ああ、簡単なコトだったじゃないか、6年前にこうしておけばよかった!
「誰かに流したんじゃないの?」
「そ、そりゃ当時はちょっと高値で、ででで痛い!」
「それが回りまわって、なんか変な誤解を生んでるってことはありえない?」
「ううう。
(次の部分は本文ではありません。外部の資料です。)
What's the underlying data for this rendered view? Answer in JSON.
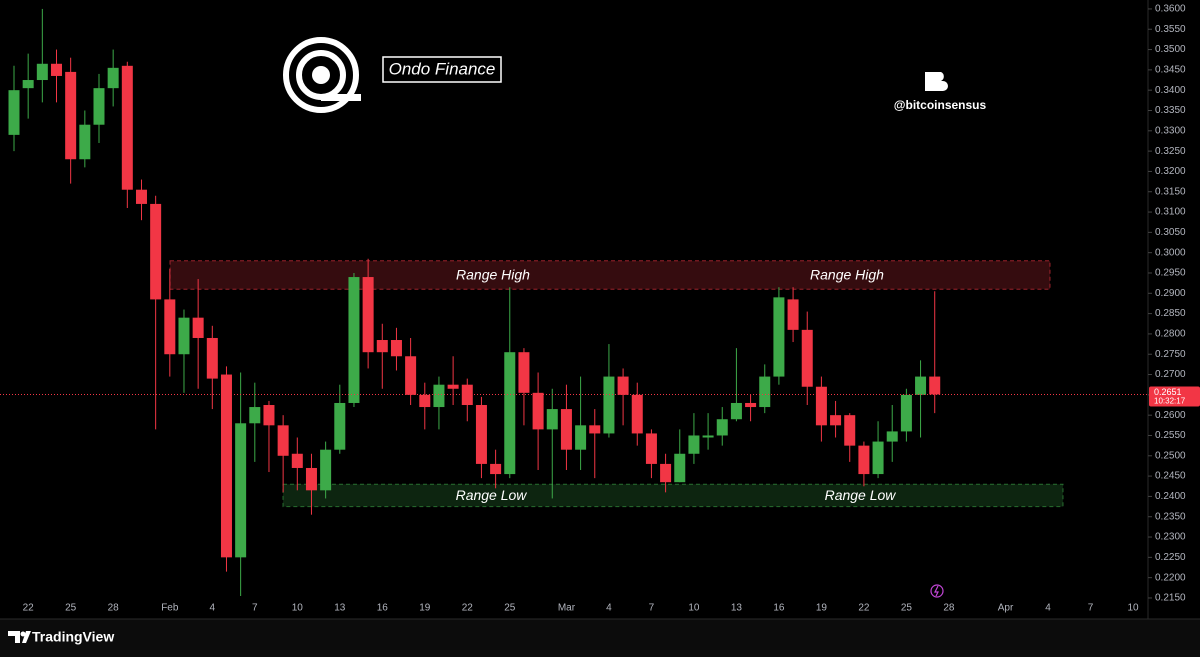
{
  "chart_data": {
    "type": "candlestick",
    "categories": [
      null,
      "22",
      null,
      null,
      "25",
      null,
      null,
      "28",
      null,
      null,
      null,
      "Feb",
      null,
      null,
      "4",
      null,
      null,
      "7",
      null,
      null,
      "10",
      null,
      null,
      "13",
      null,
      null,
      "16",
      null,
      null,
      "19",
      null,
      null,
      "22",
      null,
      null,
      "25",
      null,
      null,
      null,
      "Mar",
      null,
      null,
      "4",
      null,
      null,
      "7",
      null,
      null,
      "10",
      null,
      null,
      "13",
      null,
      null,
      "16",
      null,
      null,
      "19",
      null,
      null,
      "22",
      null,
      null,
      "25",
      null,
      null,
      "28",
      null,
      null,
      null,
      "Apr",
      null,
      null,
      "4",
      null,
      null,
      "7",
      null,
      null,
      "10"
    ],
    "open": [
      0.329,
      0.3405,
      0.3425,
      0.3465,
      0.3445,
      0.323,
      0.3315,
      0.3405,
      0.346,
      0.3155,
      0.312,
      0.2885,
      0.275,
      0.284,
      0.279,
      0.27,
      0.225,
      0.258,
      0.2625,
      0.2575,
      0.2505,
      0.247,
      0.2415,
      0.2515,
      0.263,
      0.294,
      0.2785,
      0.2785,
      0.2745,
      0.265,
      0.262,
      0.2675,
      0.2675,
      0.2625,
      0.248,
      0.2455,
      0.2755,
      0.2655,
      0.2565,
      0.2615,
      0.2515,
      0.2575,
      0.2555,
      0.2695,
      0.265,
      0.2555,
      0.248,
      0.2435,
      0.2505,
      0.2545,
      0.255,
      0.259,
      0.263,
      0.262,
      0.2695,
      0.2885,
      0.281,
      0.267,
      0.26,
      0.26,
      0.2525,
      0.2455,
      0.2535,
      0.256,
      0.265,
      0.2695,
      null,
      null,
      null,
      null,
      null,
      null,
      null,
      null,
      null,
      null,
      null,
      null,
      null,
      null
    ],
    "high": [
      0.346,
      0.349,
      0.36,
      0.35,
      0.348,
      0.335,
      0.344,
      0.35,
      0.347,
      0.318,
      0.314,
      0.296,
      0.286,
      0.2935,
      0.282,
      0.272,
      0.2705,
      0.268,
      0.2635,
      0.26,
      0.2545,
      0.2505,
      0.2535,
      0.2675,
      0.295,
      0.2985,
      0.2825,
      0.2815,
      0.279,
      0.268,
      0.2695,
      0.2745,
      0.269,
      0.2645,
      0.2515,
      0.2915,
      0.2765,
      0.2705,
      0.2665,
      0.2675,
      0.2695,
      0.2615,
      0.2775,
      0.2715,
      0.268,
      0.2565,
      0.2505,
      0.2565,
      0.2605,
      0.2605,
      0.262,
      0.2765,
      0.265,
      0.2725,
      0.2915,
      0.2915,
      0.2855,
      0.2695,
      0.2635,
      0.2605,
      0.2535,
      0.2585,
      0.2625,
      0.2665,
      0.2735,
      0.2905,
      null,
      null,
      null,
      null,
      null,
      null,
      null,
      null,
      null,
      null,
      null,
      null,
      null,
      null
    ],
    "low": [
      0.325,
      0.333,
      0.337,
      0.337,
      0.317,
      0.321,
      0.327,
      0.336,
      0.311,
      0.308,
      0.2565,
      0.2695,
      0.2655,
      0.2665,
      0.2615,
      0.2215,
      0.2155,
      0.2485,
      0.246,
      0.241,
      0.2415,
      0.2355,
      0.2395,
      0.2505,
      0.262,
      0.2715,
      0.2665,
      0.271,
      0.2625,
      0.2565,
      0.2565,
      0.2625,
      0.2585,
      0.2445,
      0.242,
      0.2445,
      0.2575,
      0.2465,
      0.2395,
      0.2465,
      0.2465,
      0.2445,
      0.2545,
      0.2575,
      0.2525,
      0.2445,
      0.241,
      0.2435,
      0.248,
      0.2515,
      0.2525,
      0.2585,
      0.2585,
      0.2605,
      0.2675,
      0.278,
      0.2625,
      0.2535,
      0.2545,
      0.2485,
      0.2425,
      0.2445,
      0.2485,
      0.2535,
      0.2545,
      0.2605,
      null,
      null,
      null,
      null,
      null,
      null,
      null,
      null,
      null,
      null,
      null,
      null,
      null,
      null
    ],
    "close": [
      0.34,
      0.3425,
      0.3465,
      0.3435,
      0.323,
      0.3315,
      0.3405,
      0.3455,
      0.3155,
      0.312,
      0.2885,
      0.275,
      0.284,
      0.279,
      0.269,
      0.225,
      0.258,
      0.262,
      0.2575,
      0.25,
      0.247,
      0.2415,
      0.2515,
      0.263,
      0.294,
      0.2755,
      0.2755,
      0.2745,
      0.265,
      0.262,
      0.2675,
      0.2665,
      0.2625,
      0.248,
      0.2455,
      0.2755,
      0.2655,
      0.2565,
      0.2615,
      0.2515,
      0.2575,
      0.2555,
      0.2695,
      0.265,
      0.2555,
      0.248,
      0.2435,
      0.2505,
      0.255,
      0.255,
      0.259,
      0.263,
      0.262,
      0.2695,
      0.289,
      0.281,
      0.267,
      0.2575,
      0.2575,
      0.2525,
      0.2455,
      0.2535,
      0.256,
      0.265,
      0.2695,
      0.2651,
      null,
      null,
      null,
      null,
      null,
      null,
      null,
      null,
      null,
      null,
      null,
      null,
      null,
      null
    ],
    "up_color": "#3daa49",
    "down_color": "#f23645",
    "ylim": [
      0.2145,
      0.3622
    ],
    "yticks": [
      {
        "value": 0.215,
        "label": "0.2150"
      },
      {
        "value": 0.22,
        "label": "0.2200"
      },
      {
        "value": 0.225,
        "label": "0.2250"
      },
      {
        "value": 0.23,
        "label": "0.2300"
      },
      {
        "value": 0.235,
        "label": "0.2350"
      },
      {
        "value": 0.24,
        "label": "0.2400"
      },
      {
        "value": 0.245,
        "label": "0.2450"
      },
      {
        "value": 0.25,
        "label": "0.2500"
      },
      {
        "value": 0.255,
        "label": "0.2550"
      },
      {
        "value": 0.26,
        "label": "0.2600"
      },
      {
        "value": 0.265,
        "label": "0.2650"
      },
      {
        "value": 0.27,
        "label": "0.2700"
      },
      {
        "value": 0.275,
        "label": "0.2750"
      },
      {
        "value": 0.28,
        "label": "0.2800"
      },
      {
        "value": 0.285,
        "label": "0.2850"
      },
      {
        "value": 0.29,
        "label": "0.2900"
      },
      {
        "value": 0.295,
        "label": "0.2950"
      },
      {
        "value": 0.3,
        "label": "0.3000"
      },
      {
        "value": 0.305,
        "label": "0.3050"
      },
      {
        "value": 0.31,
        "label": "0.3100"
      },
      {
        "value": 0.315,
        "label": "0.3150"
      },
      {
        "value": 0.32,
        "label": "0.3200"
      },
      {
        "value": 0.325,
        "label": "0.3250"
      },
      {
        "value": 0.33,
        "label": "0.3300"
      },
      {
        "value": 0.335,
        "label": "0.3350"
      },
      {
        "value": 0.34,
        "label": "0.3400"
      },
      {
        "value": 0.345,
        "label": "0.3450"
      },
      {
        "value": 0.35,
        "label": "0.3500"
      },
      {
        "value": 0.355,
        "label": "0.3550"
      },
      {
        "value": 0.36,
        "label": "0.3600"
      }
    ],
    "current_price": 0.2651,
    "countdown": "10:32:17",
    "zones": [
      {
        "labels": [
          "Range High",
          "Range High"
        ],
        "range": [
          0.291,
          0.298
        ],
        "color": "#f23645"
      },
      {
        "labels": [
          "Range Low",
          "Range Low"
        ],
        "range": [
          0.2375,
          0.243
        ],
        "color": "#3daa49"
      }
    ]
  },
  "branding": {
    "project": "Ondo Finance",
    "handle": "@bitcoinsensus",
    "platform": "TradingView"
  }
}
それは、確かに」
「美久の写真では商売してないはずなんだけどね」
山王寺が言った。
「商売って、売るの?」
「売るんだけど、それを消去するから金寄越せって、まず本人から金を取る。
そのあと、エンコーしたら消去してやるって、本人をエサに大人を釣る。
そのまたあと、エンコーの現場写真をネタに、大人の親父から金を取る。
こうやってエンドレスにもうけるんだ」
おい! 本人を前につらつら言うことかよ?
こいつらって、ヤクザよりあくどいぞ。
そんなら、何があっても不思議はない。
どっかの思い込みの激しいヤツのペットになってたりしたら。
ああああああ考えたくない!!
その時、誰かの携帯が鳴った。
辻本が飛び上がって震えだした。
「来たよ!来た来た、さっきから殺してやるってかかるんだ!」
「貸して」あたしは携帯を奪い取った。
「ううううううううーうーうー!!」
まどかが、止めようと叫んでいる。
ええい、ままよ!
「もしもし?あたしは美久よ。あなた、誰なの?」
「‥‥美久?」
え?
なんか、この声。‥‥聞き覚えがある。